U.S. central bankers are debating how long to pursue their third round of large-scale bond purchases, with some citing signs of economic vigor while others voice concern the Fed is pumping up asset price bubbles. Chairman Ben S. Bernanke defended record stimulus to Congress Tuesday and Wednesday, saying accommodation has helped reduce borrowing costs and spur growth.
“Now that we have them in place, and the fixed-income and stock markets are hooked on the monetary Ritalin that we have dispensed in ever-larger doses, it would, in my opinion, do great harm to force a sudden withdrawal,” Fisher said at an event hosted by Columbia University.
The Federal Open Market Committee last month affirmed its plan to keep buying $40 billion per month in mortgage bonds and $45 billion in Treasuries.

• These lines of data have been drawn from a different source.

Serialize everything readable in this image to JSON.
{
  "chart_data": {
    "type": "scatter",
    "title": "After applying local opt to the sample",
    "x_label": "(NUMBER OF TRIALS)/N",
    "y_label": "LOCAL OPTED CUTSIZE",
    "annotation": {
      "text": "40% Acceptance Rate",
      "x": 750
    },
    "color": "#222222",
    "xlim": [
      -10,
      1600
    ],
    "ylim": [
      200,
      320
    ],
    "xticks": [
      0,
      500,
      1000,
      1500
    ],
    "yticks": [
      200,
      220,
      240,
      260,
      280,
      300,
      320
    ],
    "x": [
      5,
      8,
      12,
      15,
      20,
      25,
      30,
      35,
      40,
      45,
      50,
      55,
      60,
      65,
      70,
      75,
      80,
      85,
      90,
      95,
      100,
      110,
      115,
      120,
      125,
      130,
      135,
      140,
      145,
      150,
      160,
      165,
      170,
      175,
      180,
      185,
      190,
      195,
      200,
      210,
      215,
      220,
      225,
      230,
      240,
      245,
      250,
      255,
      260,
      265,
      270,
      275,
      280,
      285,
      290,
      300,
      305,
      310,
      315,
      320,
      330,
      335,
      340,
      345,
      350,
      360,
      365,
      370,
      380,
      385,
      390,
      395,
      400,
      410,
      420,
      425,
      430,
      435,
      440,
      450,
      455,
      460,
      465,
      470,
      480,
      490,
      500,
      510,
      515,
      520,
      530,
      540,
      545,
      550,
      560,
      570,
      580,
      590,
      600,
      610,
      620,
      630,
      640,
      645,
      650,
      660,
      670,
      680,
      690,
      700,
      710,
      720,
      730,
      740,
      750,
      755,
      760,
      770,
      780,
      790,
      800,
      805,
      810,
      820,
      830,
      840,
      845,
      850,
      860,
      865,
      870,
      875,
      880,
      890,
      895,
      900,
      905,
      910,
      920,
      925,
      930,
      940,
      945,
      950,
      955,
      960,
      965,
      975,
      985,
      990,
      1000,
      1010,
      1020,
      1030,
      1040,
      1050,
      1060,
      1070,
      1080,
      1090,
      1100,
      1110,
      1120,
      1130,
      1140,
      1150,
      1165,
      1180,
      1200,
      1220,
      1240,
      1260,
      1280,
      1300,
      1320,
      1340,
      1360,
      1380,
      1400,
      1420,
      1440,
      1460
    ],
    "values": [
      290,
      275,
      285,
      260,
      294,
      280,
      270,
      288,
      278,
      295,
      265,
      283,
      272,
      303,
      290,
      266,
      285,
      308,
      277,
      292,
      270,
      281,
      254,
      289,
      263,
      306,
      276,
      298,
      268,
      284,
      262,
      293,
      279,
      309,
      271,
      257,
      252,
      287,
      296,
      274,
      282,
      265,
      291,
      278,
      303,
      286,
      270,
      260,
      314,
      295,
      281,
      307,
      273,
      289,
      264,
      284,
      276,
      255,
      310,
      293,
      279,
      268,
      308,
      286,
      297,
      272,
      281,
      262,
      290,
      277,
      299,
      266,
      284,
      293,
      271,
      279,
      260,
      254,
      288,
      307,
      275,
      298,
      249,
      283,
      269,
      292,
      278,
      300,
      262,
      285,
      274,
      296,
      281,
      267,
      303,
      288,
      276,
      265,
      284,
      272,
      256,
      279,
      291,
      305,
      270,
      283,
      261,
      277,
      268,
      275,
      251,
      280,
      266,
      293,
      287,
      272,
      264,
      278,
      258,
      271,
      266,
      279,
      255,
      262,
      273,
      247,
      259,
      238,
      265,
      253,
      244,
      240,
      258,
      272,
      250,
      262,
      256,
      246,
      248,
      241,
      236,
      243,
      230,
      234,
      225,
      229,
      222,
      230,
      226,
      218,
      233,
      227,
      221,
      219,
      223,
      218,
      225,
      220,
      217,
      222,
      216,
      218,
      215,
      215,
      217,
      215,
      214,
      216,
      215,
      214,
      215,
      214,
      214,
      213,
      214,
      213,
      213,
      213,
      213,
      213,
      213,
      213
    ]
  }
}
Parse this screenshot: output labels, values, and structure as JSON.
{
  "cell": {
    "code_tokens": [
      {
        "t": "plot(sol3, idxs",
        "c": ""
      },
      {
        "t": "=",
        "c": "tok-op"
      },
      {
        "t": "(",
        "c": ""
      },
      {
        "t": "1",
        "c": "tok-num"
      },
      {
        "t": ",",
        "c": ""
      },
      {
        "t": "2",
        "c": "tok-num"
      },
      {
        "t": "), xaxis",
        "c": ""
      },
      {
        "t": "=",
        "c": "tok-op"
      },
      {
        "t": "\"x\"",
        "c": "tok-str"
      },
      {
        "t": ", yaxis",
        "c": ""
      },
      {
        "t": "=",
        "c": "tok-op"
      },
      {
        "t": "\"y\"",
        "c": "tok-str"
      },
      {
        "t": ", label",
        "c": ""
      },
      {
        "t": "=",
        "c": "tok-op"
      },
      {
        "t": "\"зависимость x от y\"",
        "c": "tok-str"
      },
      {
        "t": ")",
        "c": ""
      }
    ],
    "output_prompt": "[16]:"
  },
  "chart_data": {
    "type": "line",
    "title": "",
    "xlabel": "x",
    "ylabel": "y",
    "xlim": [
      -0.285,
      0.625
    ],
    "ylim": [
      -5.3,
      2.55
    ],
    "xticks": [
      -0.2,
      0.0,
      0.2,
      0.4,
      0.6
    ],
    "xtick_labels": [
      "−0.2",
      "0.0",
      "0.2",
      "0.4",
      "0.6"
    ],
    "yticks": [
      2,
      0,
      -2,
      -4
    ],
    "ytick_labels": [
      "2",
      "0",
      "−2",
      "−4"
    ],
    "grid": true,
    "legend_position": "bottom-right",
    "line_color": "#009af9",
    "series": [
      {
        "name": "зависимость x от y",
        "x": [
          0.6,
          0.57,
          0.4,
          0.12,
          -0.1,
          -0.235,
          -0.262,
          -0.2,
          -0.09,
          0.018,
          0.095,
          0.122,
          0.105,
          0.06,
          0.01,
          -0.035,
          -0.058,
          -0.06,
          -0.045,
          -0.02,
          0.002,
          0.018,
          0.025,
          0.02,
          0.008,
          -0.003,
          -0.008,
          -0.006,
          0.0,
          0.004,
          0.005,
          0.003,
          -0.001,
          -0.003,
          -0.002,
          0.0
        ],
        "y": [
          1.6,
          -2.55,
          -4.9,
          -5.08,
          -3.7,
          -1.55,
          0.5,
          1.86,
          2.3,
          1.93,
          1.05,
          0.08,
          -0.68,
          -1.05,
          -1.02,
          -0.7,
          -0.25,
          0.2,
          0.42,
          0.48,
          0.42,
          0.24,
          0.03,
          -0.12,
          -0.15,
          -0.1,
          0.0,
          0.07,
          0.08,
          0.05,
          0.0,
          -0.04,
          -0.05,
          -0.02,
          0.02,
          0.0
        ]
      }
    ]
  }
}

Several participants said the central bank should be ready to vary the pace of the purchases as it monitors the state of the economy and weighs the program’s benefits and costs, minutes of that meeting showed.
Housing is among the parts of the U.S. economy that have benefited from Fed accommodation, Bernanke said in testimony to the House Financial Services Committee Wednesday.
“We do not see the potential costs of the increased risk- taking in some financial markets as outweighing the benefits of promoting a stronger economic recovery and more-rapid job creation,” he said.
Still, Fisher, who does not vote on monetary policy this year, said the Fed’s “hyper-accommodative” policies don’t equally distribute gains. The nation’s biggest banks and wealthiest investors have benefited, while savers and retirees have been “waylaid on the sidelines of the zero bound,” Fisher said. Also, smaller banks have suffered with lower interest margins, he said.
“Rather than achieve the intended theoretical effect, I believe the policy of super-abundant money at costs deviating substantially from normal equilibrium levels may ultimately prove to be counterproductive,” Fisher said. Employers “will tell you that despite access to cheap and abundant capital, they are hesitant to make long-term commitments, including hiring significant numbers of permanent workers.”